A restructuring programme operates in three steps: First the existing materials of a discipline are liquefied, then passed through a filter, and finally allowed to settle and refreeze.
In the course of restructuring no substantive results are lost. (Some results will change their shape or their function, but none will be lost.) All “losses” – the dirt removed during filtering – lack mathematical substance. By shedding residues of idle metaphysics and obscure scholasticism we gain clarity and rigour.
At least half the work under the programme therefore consists of recycling and reframing existing results. This will substantially increase transparency in the areas processed. It will lead to new results only at a second stage, when the programme has opened up fresh vistas. Trickle down effects into other areas of mathematics are to be expected, but the main impact of the programme will be felt in the so-called foundations – in areas such as model theory, proof theory, recursion theory, and set theory.
Any restructuring programme is based on an abstract concept which acts as a solvent to liquefy the status quo. The quasi-philosophical position implicit in the status quo is opposed with an alternative position. The challenge inherent in the programme is to reconstruct the discipline on the basis of this alternative position. In the present manuscript I will not be arguing philosophically for the positions at the heart of our restructuring programme. The philosophical arguments can take place elsewhere. Here I will simply state and, where necessary, explain the underlying philosophy. Instead of arguing for it philosophically we will let the fruitfulness of its mathematical consequences, and the clarity of mathematical presentation it allows, speak for itself.

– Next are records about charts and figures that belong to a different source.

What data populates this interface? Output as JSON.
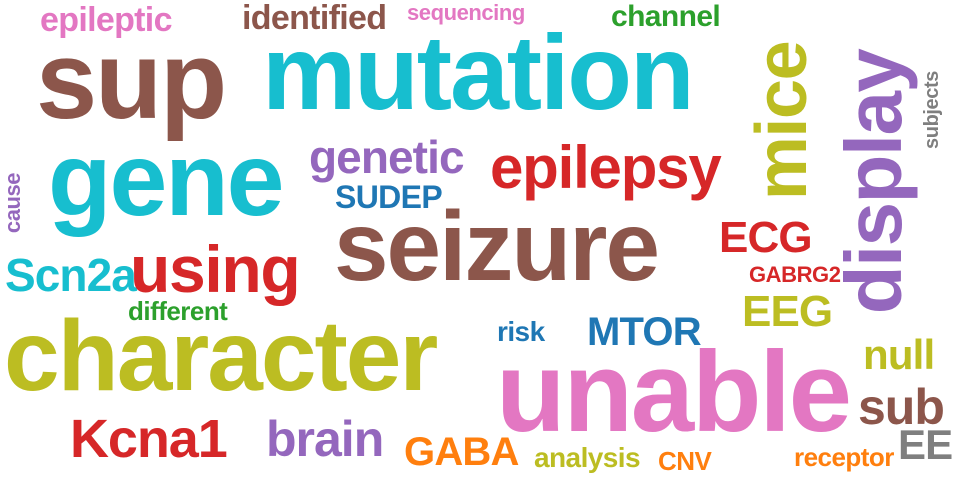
{
  "words": [
    {
      "id": "epileptic",
      "text": "epileptic",
      "color": "#e377c2",
      "vertical": false
    },
    {
      "id": "identified",
      "text": "identified",
      "color": "#8c564b",
      "vertical": false
    },
    {
      "id": "sequencing",
      "text": "sequencing",
      "color": "#e377c2",
      "vertical": false
    },
    {
      "id": "channel",
      "text": "channel",
      "color": "#2ca02c",
      "vertical": false
    },
    {
      "id": "sup",
      "text": "sup",
      "color": "#8c564b",
      "vertical": false
    },
    {
      "id": "mutation",
      "text": "mutation",
      "color": "#17becf",
      "vertical": false
    },
    {
      "id": "mice",
      "text": "mice",
      "color": "#bcbd22",
      "vertical": true
    },
    {
      "id": "display",
      "text": "display",
      "color": "#9467bd",
      "vertical": true
    },
    {
      "id": "subjects",
      "text": "subjects",
      "color": "#7f7f7f",
      "vertical": true
    },
    {
      "id": "gene",
      "text": "gene",
      "color": "#17becf",
      "vertical": false
    },
    {
      "id": "genetic",
      "text": "genetic",
      "color": "#9467bd",
      "vertical": false
    },
    {
      "id": "epilepsy",
      "text": "epilepsy",
      "color": "#d62728",
      "vertical": false
    },
    {
      "id": "sudep",
      "text": "SUDEP",
      "color": "#1f77b4",
      "vertical": false
    },
    {
      "id": "cause",
      "text": "cause",
      "color": "#9467bd",
      "vertical": true
    },
    {
      "id": "seizure",
      "text": "seizure",
      "color": "#8c564b",
      "vertical": false
    },
    {
      "id": "ecg",
      "text": "ECG",
      "color": "#d62728",
      "vertical": false
    },
    {
      "id": "scn2a",
      "text": "Scn2a",
      "color": "#17becf",
      "vertical": false
    },
    {
      "id": "using",
      "text": "using",
      "color": "#d62728",
      "vertical": false
    },
    {
      "id": "gabrg2",
      "text": "GABRG2",
      "color": "#d62728",
      "vertical": false
    },
    {
      "id": "eeg",
      "text": "EEG",
      "color": "#bcbd22",
      "vertical": false
    },
    {
      "id": "different",
      "text": "different",
      "color": "#2ca02c",
      "vertical": false
    },
    {
      "id": "character",
      "text": "character",
      "color": "#bcbd22",
      "vertical": false
    },
    {
      "id": "risk",
      "text": "risk",
      "color": "#1f77b4",
      "vertical": false
    },
    {
      "id": "mtor",
      "text": "MTOR",
      "color": "#1f77b4",
      "vertical": false
    },
    {
      "id": "null",
      "text": "null",
      "color": "#bcbd22",
      "vertical": false
    },
    {
      "id": "unable",
      "text": "unable",
      "color": "#e377c2",
      "vertical": false
    },
    {
      "id": "sub",
      "text": "sub",
      "color": "#8c564b",
      "vertical": false
    },
    {
      "id": "kcna1",
      "text": "Kcna1",
      "color": "#d62728",
      "vertical": false
    },
    {
      "id": "brain",
      "text": "brain",
      "color": "#9467bd",
      "vertical": false
    },
    {
      "id": "gaba",
      "text": "GABA",
      "color": "#ff7f0e",
      "vertical": false
    },
    {
      "id": "analysis",
      "text": "analysis",
      "color": "#bcbd22",
      "vertical": false
    },
    {
      "id": "cnv",
      "text": "CNV",
      "color": "#ff7f0e",
      "vertical": false
    },
    {
      "id": "receptor",
      "text": "receptor",
      "color": "#ff7f0e",
      "vertical": false
    },
    {
      "id": "ee",
      "text": "EE",
      "color": "#7f7f7f",
      "vertical": false
    }
  ]
}
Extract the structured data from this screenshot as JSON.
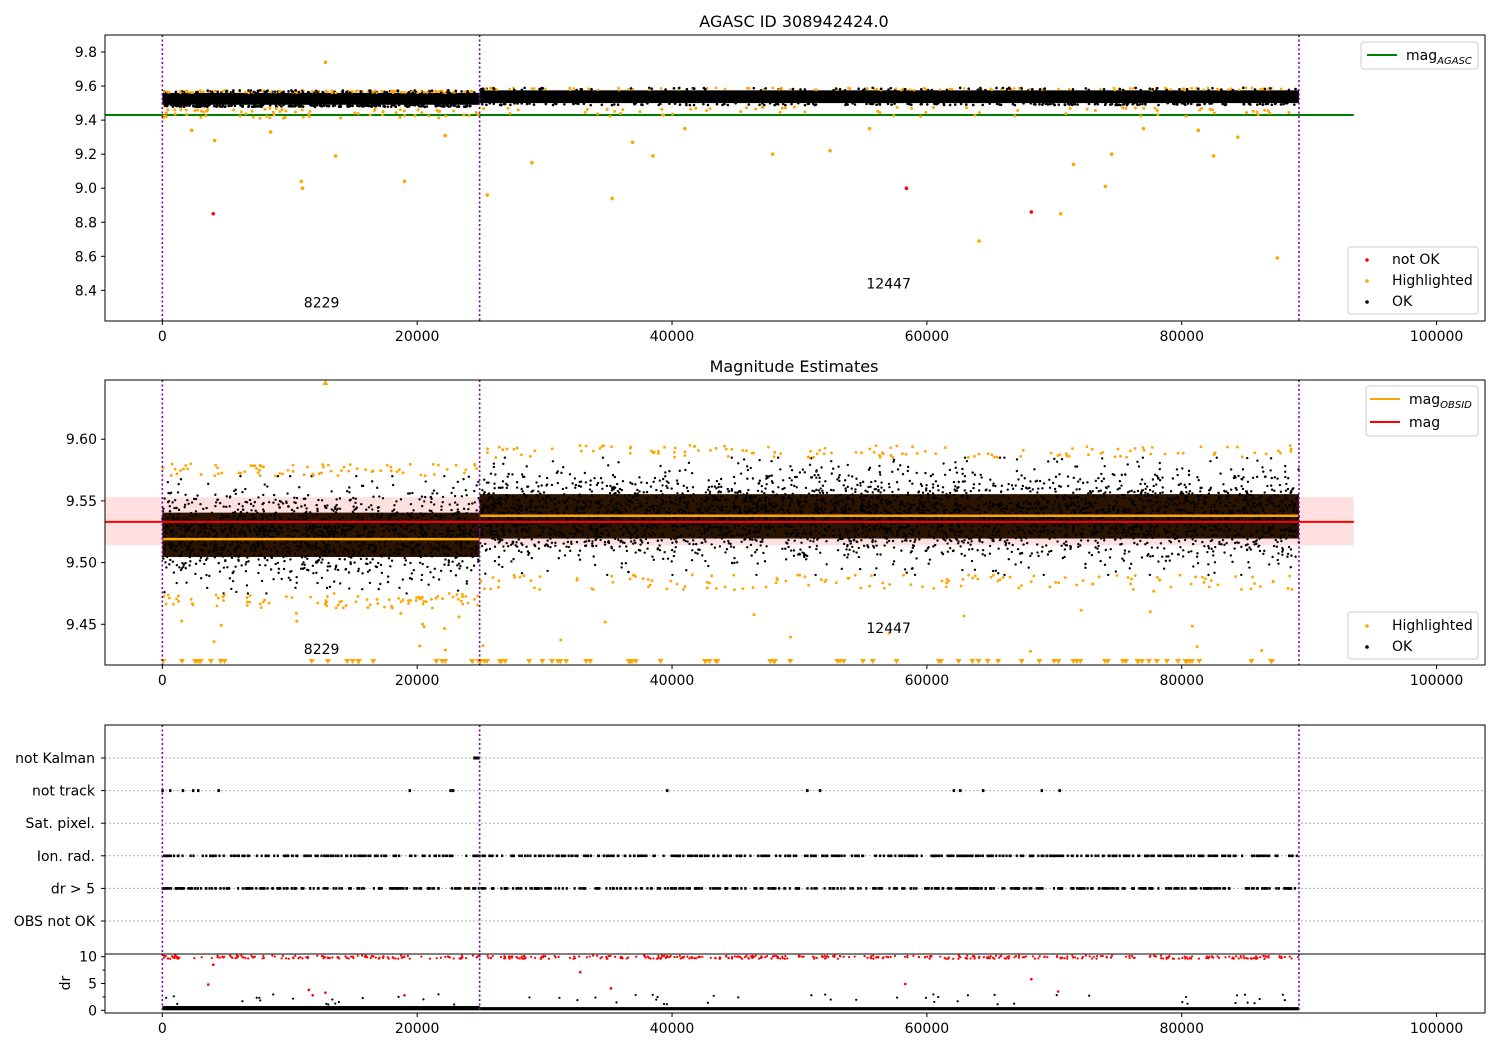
{
  "chart_data": [
    {
      "type": "scatter",
      "title": "AGASC ID 308942424.0",
      "xlim": [
        -4500,
        103800
      ],
      "ylim": [
        8.22,
        9.9
      ],
      "xticks": [
        "0",
        "20000",
        "40000",
        "60000",
        "80000",
        "100000"
      ],
      "yticks": [
        "8.4",
        "8.6",
        "8.8",
        "9.0",
        "9.2",
        "9.4",
        "9.6",
        "9.8"
      ],
      "obsid_boundaries": [
        0,
        24900,
        89200
      ],
      "obsid_labels": [
        {
          "text": "8229",
          "x": 12500,
          "y": 8.3
        },
        {
          "text": "12447",
          "x": 57000,
          "y": 8.41
        }
      ],
      "series": [
        {
          "name": "not OK",
          "color": "#ff0000",
          "points": [
            [
              4000,
              8.85
            ],
            [
              58400,
              9.0
            ],
            [
              68200,
              8.86
            ]
          ]
        },
        {
          "name": "Highlighted",
          "color": "#ffa500",
          "points": [
            [
              12800,
              9.74
            ],
            [
              10900,
              9.04
            ],
            [
              11000,
              9.0
            ],
            [
              19000,
              9.04
            ],
            [
              13600,
              9.19
            ],
            [
              4100,
              9.28
            ],
            [
              25500,
              8.96
            ],
            [
              35300,
              8.94
            ],
            [
              29000,
              9.15
            ],
            [
              38500,
              9.19
            ],
            [
              47900,
              9.2
            ],
            [
              52400,
              9.22
            ],
            [
              64100,
              8.69
            ],
            [
              70500,
              8.85
            ],
            [
              71500,
              9.14
            ],
            [
              74000,
              9.01
            ],
            [
              74500,
              9.2
            ],
            [
              82500,
              9.19
            ],
            [
              87500,
              8.59
            ],
            [
              2300,
              9.34
            ],
            [
              8500,
              9.33
            ],
            [
              22200,
              9.31
            ],
            [
              36900,
              9.27
            ],
            [
              41000,
              9.35
            ],
            [
              55500,
              9.35
            ],
            [
              77000,
              9.35
            ],
            [
              81300,
              9.34
            ],
            [
              84400,
              9.3
            ]
          ]
        },
        {
          "name": "OK",
          "color": "#000000"
        }
      ],
      "ok_band": [
        {
          "x_start": 0,
          "x_end": 24900,
          "y_low": 9.49,
          "y_high": 9.56
        },
        {
          "x_start": 24900,
          "x_end": 89200,
          "y_low": 9.5,
          "y_high": 9.575
        }
      ],
      "lines": [
        {
          "name": "mag_AGASC",
          "color": "#008000",
          "y": 9.43,
          "x_start": -4500,
          "x_end": 93500
        }
      ],
      "legends": [
        {
          "position": "upper right",
          "entries": [
            {
              "label": "mag",
              "sub": "AGASC",
              "color": "#008000",
              "kind": "line"
            }
          ]
        },
        {
          "position": "lower right",
          "entries": [
            {
              "label": "not OK",
              "color": "#ff0000",
              "kind": "dot"
            },
            {
              "label": "Highlighted",
              "color": "#ffa500",
              "kind": "dot"
            },
            {
              "label": "OK",
              "color": "#000000",
              "kind": "dot"
            }
          ]
        }
      ]
    },
    {
      "type": "scatter",
      "title": "Magnitude Estimates",
      "xlim": [
        -4500,
        103800
      ],
      "ylim": [
        9.417,
        9.648
      ],
      "xticks": [
        "0",
        "20000",
        "40000",
        "60000",
        "80000",
        "100000"
      ],
      "yticks": [
        "9.45",
        "9.50",
        "9.55",
        "9.60"
      ],
      "obsid_boundaries": [
        0,
        24900,
        89200
      ],
      "obsid_labels": [
        {
          "text": "8229",
          "x": 12500,
          "y": 9.426
        },
        {
          "text": "12447",
          "x": 57000,
          "y": 9.443
        }
      ],
      "series": [
        {
          "name": "Highlighted",
          "color": "#ffa500"
        },
        {
          "name": "OK",
          "color": "#000000"
        }
      ],
      "ok_band": [
        {
          "x_start": 0,
          "x_end": 24900,
          "y_low": 9.475,
          "y_high": 9.57
        },
        {
          "x_start": 24900,
          "x_end": 89200,
          "y_low": 9.49,
          "y_high": 9.585
        }
      ],
      "lines": [
        {
          "name": "mag_OBSID",
          "color": "#ffa500",
          "segments": [
            {
              "x_start": 0,
              "x_end": 24900,
              "y": 9.519
            },
            {
              "x_start": 24900,
              "x_end": 89200,
              "y": 9.538
            }
          ]
        },
        {
          "name": "mag",
          "color": "#ff0000",
          "y": 9.533,
          "x_start": -4500,
          "x_end": 93500,
          "band": [
            9.514,
            9.553
          ]
        }
      ],
      "legends": [
        {
          "position": "upper right",
          "entries": [
            {
              "label": "mag",
              "sub": "OBSID",
              "color": "#ffa500",
              "kind": "line"
            },
            {
              "label": "mag",
              "color": "#ff0000",
              "kind": "line"
            }
          ]
        },
        {
          "position": "lower right",
          "entries": [
            {
              "label": "Highlighted",
              "color": "#ffa500",
              "kind": "dot"
            },
            {
              "label": "OK",
              "color": "#000000",
              "kind": "dot"
            }
          ]
        }
      ]
    },
    {
      "type": "scatter",
      "title": "",
      "xlim": [
        -4500,
        103800
      ],
      "categories": [
        "not Kalman",
        "not track",
        "Sat. pixel.",
        "Ion. rad.",
        "dr > 5",
        "OBS not OK"
      ],
      "obsid_boundaries": [
        0,
        24900,
        89200
      ],
      "flag_points": {
        "not Kalman": [
          [
            24400,
            24900
          ]
        ],
        "not track": [
          0,
          600,
          1600,
          2400,
          2800,
          4400,
          19400,
          22600,
          22800,
          39600,
          50600,
          51600,
          62100,
          62600,
          64400,
          69000,
          70400
        ]
      }
    },
    {
      "type": "scatter",
      "title": "",
      "xlim": [
        -4500,
        103800
      ],
      "ylim": [
        -0.5,
        10.5
      ],
      "ylabel": "dr",
      "yticks": [
        "0",
        "5",
        "10"
      ],
      "obsid_boundaries": [
        0,
        24900,
        89200
      ]
    }
  ]
}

The hegemonic if not entirely unchallenged position in mathematics is still a philosophy of Platonist realism about mathematical objects and a correspondence account of mathematical truth. This we reject. Our alternative theory of truth falls largely outside the scope of this manuscript, although a few brief remarks will be made in the section on restructuring model theory. The alternative ontology is one of strict finitism – a conviction that all mathematical terms should ultimately be explicable in terms of finite operations on finite strings.